Mediterranean Rim Terrestrial Isopods (MERTI Art/Science Project)
MERTI: The Mediterranean Rim Terrestrial Isopods Art/Science Project creates an aesthetic metaphor for human habitation in the twenty-one modern states that have a coastline on the Mediterranean Sea. The Mediterranean Region is a complex of cultural, ecological, environmental processes that shape its human, ecological and physical history and evolution. Many of these processes remain part of an invisible dynamics below our awareness.
Inspired in 2008 by the YASMIN on-line discussion group of artists and scientists around the Med Rim, I am renewing a biogeography project that I began during 1957-58 when I wrote my senior honors thesis on the comparative ecology of the terrestial isopods Armadillidium vulgare and Oniscus asellus at Queens College, CUNY, under the supervision of the renowned biologist Max Hecht, editor of Evolutionary Biology.
Amazing Little Creatures Breathing with Gills on Land
My lingering affection for these amazing little creatures surfaced periodically during the past half-century from the 1962 publication of my taxonomic key to the sowbugs of Long Island, my article on pillbugs in Natural History Magazine, my paintings of their interactions, my photographs documenting terrestrial isopods at the four corners of America (Miami, San Diego, Seattle, and Portland, Maine) in 1996, to my wife creating a huge ceramic isopod for me on my sixtieth birthday in Miami.

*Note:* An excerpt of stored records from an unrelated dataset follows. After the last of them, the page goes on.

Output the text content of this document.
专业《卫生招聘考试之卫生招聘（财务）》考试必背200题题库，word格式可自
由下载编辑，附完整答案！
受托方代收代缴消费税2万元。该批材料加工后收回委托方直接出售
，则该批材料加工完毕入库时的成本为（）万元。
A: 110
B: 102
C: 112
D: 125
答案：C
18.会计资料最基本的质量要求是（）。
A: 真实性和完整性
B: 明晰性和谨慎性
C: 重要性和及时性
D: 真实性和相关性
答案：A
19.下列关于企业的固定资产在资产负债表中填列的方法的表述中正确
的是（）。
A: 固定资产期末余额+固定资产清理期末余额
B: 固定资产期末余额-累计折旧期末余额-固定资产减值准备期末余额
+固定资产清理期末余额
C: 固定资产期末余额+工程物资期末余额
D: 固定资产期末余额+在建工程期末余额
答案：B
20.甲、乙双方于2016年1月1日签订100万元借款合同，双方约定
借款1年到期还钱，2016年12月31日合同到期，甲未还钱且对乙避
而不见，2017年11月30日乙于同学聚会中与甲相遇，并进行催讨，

Terrestrial isopods, commonly known as sowbugs, pillbugs, or woodlice, are land-adapted crustaceans that live under woodpiles, in leaf litter, under stones, and in other damp microhabitats. Most isopods live under the sea except for the small gray creatures in the suborder Oniscidea that have evolved to hundreds of species that live on land but breathe with gills. The two isopod species that I studied under decaying wood on a Long Island lot may have found their way from a port city on the northern rim of the Mediterranean Sea to the port of New York under wooden shipping crates.
Biogeography of Native and Introduced Isopod Species in Relation to Patterns of Human Migrations
What is most relevant to the MERTI project is the fact that each country has both native and introduced species of terrestrial isopods. The most abundant species common to all the countries seem to be concentrated in port cities assumed to be a result of the transport of their ancestors into harbors by human immigrants.
MERTI explores the biogeography of native and introduced species of terrestrial isopods around the Med Rim as it relates to patterns of human migrations and diasporas such as the millennia of Jewish dispersion in all the countries bordering on the Mediterranean Sea from the time of Jonah’s aborted attempt to cross the sea from Jaffa to Spain until the current concentration at the eastern end of the sea in the Land of Israel.